Besides leaning towards a more rules lite approach, Anarchy is also a dominantly narrativist version of Shadowrun.
The roles of GM and Player are somewhat mashed together. Even though there's a lead GM, players are given serious GM-like powers which can be used primarily during a player's own "narration" phase. Such a phase is kinda like a round in a traditional simulationist rpg, only rounds here are used all the time, not just during combat, and when it's your round, you become the GM (whether you want to or not) whom only the lead GM can override.
Having read the rules it doesn't seem impossible to use Anarchy for old-school gaming. It's definitely not the default mode, though, and going simulationist is not really supported at all. You'll have to cut out some core mechanics, and introduce a number of house rules to heal the wound on the system, without any significant help.
Even if you intend to use SR:A as designed, as a narrativist, rules lite (or maybe medium) game, you'll find a number of rules / details questions you'll have to answer for yourself. (Well, unless we get an updated pdf and/or an errata.) Please, see the other reviews and the Discussion section here for details – I'm not going to list them, as my primary hope was, indeed, to get a rules lite/medium simulationist version of Shadowrun.
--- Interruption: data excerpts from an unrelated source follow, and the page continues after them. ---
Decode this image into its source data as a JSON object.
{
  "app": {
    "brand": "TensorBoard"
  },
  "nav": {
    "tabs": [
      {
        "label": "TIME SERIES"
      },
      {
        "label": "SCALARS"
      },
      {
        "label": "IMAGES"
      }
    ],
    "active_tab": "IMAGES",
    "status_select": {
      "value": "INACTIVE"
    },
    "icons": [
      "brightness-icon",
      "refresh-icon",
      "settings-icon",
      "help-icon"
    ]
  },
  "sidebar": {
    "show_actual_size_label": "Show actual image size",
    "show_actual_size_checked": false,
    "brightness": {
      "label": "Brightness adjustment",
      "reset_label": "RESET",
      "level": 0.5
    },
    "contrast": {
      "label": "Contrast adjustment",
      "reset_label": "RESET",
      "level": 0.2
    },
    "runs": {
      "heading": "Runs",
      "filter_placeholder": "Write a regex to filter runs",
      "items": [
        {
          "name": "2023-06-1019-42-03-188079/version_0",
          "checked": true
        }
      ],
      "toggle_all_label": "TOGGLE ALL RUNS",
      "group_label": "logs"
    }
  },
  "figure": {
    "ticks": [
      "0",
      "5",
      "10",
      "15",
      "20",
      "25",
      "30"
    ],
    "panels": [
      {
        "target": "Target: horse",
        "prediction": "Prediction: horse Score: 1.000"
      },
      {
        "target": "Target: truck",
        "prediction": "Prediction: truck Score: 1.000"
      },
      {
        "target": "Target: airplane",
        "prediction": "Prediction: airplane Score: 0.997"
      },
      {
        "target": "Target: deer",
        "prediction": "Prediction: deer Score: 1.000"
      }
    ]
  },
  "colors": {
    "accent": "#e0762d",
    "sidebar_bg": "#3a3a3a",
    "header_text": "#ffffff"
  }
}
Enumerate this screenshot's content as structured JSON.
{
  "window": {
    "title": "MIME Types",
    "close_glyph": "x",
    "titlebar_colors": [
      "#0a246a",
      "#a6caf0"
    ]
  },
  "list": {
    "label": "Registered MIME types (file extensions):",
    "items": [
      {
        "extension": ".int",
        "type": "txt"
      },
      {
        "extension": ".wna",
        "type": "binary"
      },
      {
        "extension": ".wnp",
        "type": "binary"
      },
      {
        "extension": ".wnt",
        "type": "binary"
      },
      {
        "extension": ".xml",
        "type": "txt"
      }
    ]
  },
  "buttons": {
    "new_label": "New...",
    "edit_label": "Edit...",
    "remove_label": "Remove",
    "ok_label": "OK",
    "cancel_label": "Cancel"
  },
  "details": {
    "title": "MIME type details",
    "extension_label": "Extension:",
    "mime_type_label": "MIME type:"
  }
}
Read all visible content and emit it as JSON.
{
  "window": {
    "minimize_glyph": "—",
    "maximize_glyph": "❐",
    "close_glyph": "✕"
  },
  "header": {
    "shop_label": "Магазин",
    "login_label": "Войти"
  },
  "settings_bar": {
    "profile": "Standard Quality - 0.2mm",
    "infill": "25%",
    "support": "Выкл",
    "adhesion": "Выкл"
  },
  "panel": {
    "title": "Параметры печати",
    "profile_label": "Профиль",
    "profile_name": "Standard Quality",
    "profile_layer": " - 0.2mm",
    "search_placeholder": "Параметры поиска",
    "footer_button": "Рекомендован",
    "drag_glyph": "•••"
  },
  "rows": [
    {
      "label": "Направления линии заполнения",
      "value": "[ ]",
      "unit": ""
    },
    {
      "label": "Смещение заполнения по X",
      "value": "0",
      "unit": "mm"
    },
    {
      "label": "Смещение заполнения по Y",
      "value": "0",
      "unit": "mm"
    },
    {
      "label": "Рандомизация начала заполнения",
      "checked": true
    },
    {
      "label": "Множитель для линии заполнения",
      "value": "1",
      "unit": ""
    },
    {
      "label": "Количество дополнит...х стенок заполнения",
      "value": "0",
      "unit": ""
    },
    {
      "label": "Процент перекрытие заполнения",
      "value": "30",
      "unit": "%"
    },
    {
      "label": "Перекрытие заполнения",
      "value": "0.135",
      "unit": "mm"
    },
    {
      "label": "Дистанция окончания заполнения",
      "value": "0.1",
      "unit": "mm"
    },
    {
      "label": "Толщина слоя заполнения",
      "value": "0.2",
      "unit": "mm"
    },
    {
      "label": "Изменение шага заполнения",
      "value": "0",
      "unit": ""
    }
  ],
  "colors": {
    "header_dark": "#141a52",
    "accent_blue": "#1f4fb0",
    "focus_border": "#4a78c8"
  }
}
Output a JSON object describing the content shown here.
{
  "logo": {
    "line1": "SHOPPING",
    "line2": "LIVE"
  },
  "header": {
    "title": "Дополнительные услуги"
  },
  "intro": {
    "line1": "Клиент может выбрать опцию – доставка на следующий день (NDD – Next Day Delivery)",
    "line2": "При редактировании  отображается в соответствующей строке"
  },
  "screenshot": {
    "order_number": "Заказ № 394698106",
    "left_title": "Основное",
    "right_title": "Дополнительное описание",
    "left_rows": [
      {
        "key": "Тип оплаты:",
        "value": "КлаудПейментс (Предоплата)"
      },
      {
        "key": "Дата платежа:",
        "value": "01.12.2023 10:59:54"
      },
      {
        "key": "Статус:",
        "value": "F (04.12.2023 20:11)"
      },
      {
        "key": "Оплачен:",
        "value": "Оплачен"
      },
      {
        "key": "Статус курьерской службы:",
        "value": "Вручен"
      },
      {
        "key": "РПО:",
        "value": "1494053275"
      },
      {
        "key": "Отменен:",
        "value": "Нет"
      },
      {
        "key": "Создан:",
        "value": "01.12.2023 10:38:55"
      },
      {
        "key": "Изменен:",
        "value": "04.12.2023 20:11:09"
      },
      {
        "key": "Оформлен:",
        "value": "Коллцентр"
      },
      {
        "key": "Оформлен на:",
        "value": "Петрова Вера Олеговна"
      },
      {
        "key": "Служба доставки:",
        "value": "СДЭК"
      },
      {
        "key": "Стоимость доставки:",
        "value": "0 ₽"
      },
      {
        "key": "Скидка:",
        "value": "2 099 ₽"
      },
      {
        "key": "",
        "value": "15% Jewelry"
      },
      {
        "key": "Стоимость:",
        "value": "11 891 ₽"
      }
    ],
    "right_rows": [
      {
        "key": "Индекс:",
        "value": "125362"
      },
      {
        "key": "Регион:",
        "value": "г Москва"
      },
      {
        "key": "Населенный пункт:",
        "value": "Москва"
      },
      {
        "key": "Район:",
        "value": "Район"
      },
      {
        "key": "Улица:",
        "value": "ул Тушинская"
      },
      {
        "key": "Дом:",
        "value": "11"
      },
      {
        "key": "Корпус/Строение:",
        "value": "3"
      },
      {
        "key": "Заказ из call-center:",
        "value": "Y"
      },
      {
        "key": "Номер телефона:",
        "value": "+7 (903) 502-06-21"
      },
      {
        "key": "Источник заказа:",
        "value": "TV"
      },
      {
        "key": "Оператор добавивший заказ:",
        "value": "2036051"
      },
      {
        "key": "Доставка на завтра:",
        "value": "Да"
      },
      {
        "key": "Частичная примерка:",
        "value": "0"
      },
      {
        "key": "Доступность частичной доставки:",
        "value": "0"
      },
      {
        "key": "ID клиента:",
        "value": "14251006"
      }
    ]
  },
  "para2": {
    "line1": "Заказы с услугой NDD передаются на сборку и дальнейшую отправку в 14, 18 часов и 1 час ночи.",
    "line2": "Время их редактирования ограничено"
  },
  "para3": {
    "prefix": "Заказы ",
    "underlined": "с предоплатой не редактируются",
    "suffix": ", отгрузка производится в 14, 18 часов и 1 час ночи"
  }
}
Sure, I did know SR:A has been advertised as a primarily narrativist game – yet ever since its announcement it has been implied online that you'd be able to use it for a traditional style nearly equally easily, possibly through some optional rules.
I wouldn't say I'm disappointed, because I mostly (not fully) got what I expected based on the pre-release communications. Yet I'm not happy (though the art is awesome and inspiring.) A serious errata and a possible expansion with the "missing", optional, simulationist rules (with the chance to ignore all the narrativist Cue System stuff) would definitely make me reconsider my rating.
TL;DR: Great art, great world, yet currently not really useful alternate SR for an old-school GM who's been waiting for a chance to return to traditional, simulationist SR gaming for years, without having to grapple with a narrativist system introduced here, or the rules-superheavy SR5.